Jean Sutherland Boggs

Jean Sutherland Boggs

Professor of Fine Arts, 1976-1978
Jean Sutherland Boggs photo
Jean Sutherland Boggs (June 11, 1922 – August 22, 2014) was born to Canadian parents in Negritos, Peru. In 1942, she earned her Bachelors of Arts in Fine Arts at the University of Toronto, and completed her PhD in the History of Art at Harvard University (Radcliffe) in 1953. Boggs served as curator of the Art Gallery of Ontario from 1962 to 1964 before becoming the director of the National Gallery of Canada between 1966 and 1976. During this time, she supervised the preparation of an architectural program for a new building, founded the Department of Photography and acquired several major works for the Gallery.

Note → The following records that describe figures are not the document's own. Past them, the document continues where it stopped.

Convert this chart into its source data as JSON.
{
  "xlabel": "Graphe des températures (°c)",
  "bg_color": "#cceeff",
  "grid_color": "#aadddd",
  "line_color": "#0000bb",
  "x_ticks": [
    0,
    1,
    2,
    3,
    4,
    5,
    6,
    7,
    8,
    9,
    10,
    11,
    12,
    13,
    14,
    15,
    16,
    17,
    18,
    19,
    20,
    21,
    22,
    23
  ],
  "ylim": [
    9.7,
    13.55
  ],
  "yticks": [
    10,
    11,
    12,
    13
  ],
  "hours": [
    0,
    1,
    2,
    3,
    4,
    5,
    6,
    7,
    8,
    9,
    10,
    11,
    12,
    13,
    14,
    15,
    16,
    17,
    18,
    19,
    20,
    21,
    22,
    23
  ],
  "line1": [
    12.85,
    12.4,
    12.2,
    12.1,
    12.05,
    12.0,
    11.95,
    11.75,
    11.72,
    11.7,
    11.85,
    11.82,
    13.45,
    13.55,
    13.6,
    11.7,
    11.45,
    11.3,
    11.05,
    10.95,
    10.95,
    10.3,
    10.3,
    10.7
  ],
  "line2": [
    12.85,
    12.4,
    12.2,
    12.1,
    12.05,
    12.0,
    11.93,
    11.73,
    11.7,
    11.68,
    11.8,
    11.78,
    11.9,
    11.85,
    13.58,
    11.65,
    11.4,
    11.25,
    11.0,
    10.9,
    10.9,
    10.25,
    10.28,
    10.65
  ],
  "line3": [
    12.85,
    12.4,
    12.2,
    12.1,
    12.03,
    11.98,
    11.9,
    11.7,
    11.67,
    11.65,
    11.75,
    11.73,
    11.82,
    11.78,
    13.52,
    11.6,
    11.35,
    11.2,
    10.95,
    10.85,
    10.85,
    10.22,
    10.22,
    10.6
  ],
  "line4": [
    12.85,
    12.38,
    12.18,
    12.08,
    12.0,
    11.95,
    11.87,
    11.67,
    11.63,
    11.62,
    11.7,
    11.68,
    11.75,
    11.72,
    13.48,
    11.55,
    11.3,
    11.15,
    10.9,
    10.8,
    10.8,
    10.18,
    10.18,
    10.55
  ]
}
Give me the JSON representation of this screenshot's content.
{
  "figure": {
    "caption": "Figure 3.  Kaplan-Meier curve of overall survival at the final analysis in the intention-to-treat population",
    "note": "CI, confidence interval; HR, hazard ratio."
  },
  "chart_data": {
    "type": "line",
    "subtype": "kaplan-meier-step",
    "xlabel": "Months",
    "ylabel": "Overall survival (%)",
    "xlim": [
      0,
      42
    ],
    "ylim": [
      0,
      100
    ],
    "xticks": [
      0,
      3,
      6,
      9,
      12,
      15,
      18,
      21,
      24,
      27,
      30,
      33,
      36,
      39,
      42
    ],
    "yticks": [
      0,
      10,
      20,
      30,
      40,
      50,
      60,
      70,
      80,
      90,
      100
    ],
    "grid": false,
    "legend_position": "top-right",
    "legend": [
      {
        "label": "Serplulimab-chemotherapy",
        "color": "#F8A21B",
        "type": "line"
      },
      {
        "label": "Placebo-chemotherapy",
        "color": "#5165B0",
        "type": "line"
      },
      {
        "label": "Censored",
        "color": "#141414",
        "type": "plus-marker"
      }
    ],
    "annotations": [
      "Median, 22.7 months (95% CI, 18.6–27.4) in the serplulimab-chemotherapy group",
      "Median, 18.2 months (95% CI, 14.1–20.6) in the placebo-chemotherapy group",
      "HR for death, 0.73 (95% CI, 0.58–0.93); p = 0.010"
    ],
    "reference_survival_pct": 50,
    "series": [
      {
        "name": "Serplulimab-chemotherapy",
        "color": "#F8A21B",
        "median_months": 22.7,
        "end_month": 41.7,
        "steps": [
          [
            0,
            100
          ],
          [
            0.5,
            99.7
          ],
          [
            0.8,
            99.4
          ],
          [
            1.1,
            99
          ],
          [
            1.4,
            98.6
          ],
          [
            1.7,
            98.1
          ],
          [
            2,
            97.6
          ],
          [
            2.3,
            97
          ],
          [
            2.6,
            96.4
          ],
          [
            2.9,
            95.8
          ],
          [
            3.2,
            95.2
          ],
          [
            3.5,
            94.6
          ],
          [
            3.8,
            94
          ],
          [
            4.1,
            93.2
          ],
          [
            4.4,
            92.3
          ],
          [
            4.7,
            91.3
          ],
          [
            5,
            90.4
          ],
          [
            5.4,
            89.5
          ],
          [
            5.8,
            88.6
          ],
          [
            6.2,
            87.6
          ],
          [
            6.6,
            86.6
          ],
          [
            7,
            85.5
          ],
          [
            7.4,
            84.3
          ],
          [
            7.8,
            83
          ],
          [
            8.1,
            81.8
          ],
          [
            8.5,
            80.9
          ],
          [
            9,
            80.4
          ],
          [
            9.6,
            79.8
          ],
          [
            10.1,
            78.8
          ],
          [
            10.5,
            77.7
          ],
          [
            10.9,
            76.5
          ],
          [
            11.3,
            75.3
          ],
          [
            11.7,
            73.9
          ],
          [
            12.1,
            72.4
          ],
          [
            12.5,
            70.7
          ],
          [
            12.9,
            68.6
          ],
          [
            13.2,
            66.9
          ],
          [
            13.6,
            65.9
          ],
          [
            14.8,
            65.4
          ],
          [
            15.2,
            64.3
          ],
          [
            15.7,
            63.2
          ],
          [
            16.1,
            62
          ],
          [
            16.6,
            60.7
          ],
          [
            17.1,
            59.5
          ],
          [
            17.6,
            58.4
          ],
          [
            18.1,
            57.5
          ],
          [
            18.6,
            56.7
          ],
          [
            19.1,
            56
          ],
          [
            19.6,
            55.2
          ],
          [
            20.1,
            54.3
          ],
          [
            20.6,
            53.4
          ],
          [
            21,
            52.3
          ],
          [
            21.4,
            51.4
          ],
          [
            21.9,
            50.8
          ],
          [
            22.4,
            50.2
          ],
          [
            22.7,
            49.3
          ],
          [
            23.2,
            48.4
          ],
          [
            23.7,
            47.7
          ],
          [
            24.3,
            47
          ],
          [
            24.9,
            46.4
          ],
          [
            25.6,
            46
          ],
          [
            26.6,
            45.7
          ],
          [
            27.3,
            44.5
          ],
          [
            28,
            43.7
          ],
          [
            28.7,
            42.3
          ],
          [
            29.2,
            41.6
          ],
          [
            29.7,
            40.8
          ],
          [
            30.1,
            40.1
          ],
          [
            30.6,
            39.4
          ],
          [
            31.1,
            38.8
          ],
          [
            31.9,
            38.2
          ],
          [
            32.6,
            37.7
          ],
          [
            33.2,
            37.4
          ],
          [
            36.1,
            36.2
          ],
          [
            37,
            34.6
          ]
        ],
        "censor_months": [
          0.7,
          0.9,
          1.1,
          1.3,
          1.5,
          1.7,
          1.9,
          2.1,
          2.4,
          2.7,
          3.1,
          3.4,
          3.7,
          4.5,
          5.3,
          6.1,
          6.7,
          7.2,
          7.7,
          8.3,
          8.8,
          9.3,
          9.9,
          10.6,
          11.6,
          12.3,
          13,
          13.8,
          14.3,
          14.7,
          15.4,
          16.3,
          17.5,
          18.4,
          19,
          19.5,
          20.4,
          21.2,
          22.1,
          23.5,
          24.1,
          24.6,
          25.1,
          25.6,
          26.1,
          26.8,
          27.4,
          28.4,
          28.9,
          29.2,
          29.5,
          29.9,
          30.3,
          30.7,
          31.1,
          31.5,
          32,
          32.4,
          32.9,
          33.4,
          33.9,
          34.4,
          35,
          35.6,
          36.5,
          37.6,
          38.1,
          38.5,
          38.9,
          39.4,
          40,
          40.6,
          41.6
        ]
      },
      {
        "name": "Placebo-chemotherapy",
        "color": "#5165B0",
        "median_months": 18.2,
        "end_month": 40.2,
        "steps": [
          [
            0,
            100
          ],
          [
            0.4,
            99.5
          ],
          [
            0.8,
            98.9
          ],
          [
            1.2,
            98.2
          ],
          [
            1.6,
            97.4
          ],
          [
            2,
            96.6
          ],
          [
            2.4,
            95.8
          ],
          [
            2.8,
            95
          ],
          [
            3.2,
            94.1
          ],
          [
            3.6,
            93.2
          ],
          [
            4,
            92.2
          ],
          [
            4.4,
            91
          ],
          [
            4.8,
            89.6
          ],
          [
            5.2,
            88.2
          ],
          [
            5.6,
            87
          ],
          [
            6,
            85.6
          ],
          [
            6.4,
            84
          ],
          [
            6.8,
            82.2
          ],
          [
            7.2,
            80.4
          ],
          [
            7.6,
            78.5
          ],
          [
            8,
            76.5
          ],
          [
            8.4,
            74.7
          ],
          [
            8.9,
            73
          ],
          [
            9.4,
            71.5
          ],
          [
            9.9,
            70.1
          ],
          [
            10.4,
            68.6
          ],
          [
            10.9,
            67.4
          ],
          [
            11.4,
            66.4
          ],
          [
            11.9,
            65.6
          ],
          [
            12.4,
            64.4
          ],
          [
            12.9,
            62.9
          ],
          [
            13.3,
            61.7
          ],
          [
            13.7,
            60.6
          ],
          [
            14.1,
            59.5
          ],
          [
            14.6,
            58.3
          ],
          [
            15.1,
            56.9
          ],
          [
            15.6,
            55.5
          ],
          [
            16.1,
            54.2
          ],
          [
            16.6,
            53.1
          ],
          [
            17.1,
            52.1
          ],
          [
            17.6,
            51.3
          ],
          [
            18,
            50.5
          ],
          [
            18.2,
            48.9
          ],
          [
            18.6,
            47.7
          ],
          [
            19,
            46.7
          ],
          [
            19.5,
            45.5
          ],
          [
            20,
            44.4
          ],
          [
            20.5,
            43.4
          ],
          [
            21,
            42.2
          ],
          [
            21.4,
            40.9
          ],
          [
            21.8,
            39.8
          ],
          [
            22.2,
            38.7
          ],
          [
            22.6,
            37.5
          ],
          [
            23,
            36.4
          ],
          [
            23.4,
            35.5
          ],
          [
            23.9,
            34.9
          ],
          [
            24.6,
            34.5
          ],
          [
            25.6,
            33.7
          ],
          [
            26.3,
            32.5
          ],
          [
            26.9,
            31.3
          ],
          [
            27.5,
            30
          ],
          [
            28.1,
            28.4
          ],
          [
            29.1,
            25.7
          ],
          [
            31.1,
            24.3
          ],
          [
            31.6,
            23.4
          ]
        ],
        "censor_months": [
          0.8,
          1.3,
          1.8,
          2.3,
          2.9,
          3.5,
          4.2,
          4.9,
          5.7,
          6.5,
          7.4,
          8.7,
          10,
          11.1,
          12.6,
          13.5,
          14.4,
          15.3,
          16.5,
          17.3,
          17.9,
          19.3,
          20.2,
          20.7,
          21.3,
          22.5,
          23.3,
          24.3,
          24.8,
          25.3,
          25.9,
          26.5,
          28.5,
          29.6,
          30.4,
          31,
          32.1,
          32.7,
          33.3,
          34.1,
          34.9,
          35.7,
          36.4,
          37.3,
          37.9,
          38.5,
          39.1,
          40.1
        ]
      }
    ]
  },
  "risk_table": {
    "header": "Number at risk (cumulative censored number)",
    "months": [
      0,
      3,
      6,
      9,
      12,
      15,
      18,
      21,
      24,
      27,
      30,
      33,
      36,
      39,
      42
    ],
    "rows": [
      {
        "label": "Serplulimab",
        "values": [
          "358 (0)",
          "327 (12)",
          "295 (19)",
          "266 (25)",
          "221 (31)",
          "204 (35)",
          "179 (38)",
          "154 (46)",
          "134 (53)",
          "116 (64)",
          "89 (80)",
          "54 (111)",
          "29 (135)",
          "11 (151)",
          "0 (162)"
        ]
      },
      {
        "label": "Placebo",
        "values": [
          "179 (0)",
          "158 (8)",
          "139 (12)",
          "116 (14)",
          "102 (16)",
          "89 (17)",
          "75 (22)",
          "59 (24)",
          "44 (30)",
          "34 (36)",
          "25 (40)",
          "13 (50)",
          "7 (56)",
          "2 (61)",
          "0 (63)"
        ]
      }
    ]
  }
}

From there, she served as Professor of Fine Arts at Harvard from 1976 to 1978. Boggs was Director of the Philadelphia Museum of Art between 1979 and 1982, at which time she became Chairman and Chief Executive Officer of the Canada Museums Construction Corporation. In this role, which she held until 1985, Boggs was responsible for the design and construction of new buildings for the National Gallery of Canada and the National Museum of Man. Boggs is a scholar of the work of Edgar Degas, and has published widely on the artist and his work. She has also organized several Degas exhibitions, including "Drawings by Degas" shown in St. Louis, Philadelphia, and Minneapolis in 1967; a Degas retrospective shown in Paris, Ottawa, and New York in 1988; and "Degas at the Races", shown at the National Gallery of Art, Washington, D.C., in 1998. Boggs has lectured at the University of California at Riverside, Washington University, and Harvard. She was awarded the Companion of the Order of Canada in 1992, and was appointed Kress Professor at the National Gallery of Art, Washington, D.C. in 1994. During this time, she began preliminary research on a catalogue raisonné of Degas drawings. In 2004, other contributors to this project were confirmed to be Henri Loyrette, Director of the Musée du Louvre; Douglas Druick, Curator of Paintings, Prints and Drawings at the Art Institute of Chicago; Gary Tinterow, Curator of 19th and 20th century Paintings, Sculpture, and Photography at the Metropolitan Museum of Art; and Michael Pantazzi, Curator of European Art at the National Gallery of Canada. The catalogue raisonné remains incomplete. In 1999, Boggs received the Mitchell Prize for lifetime achievement in art history.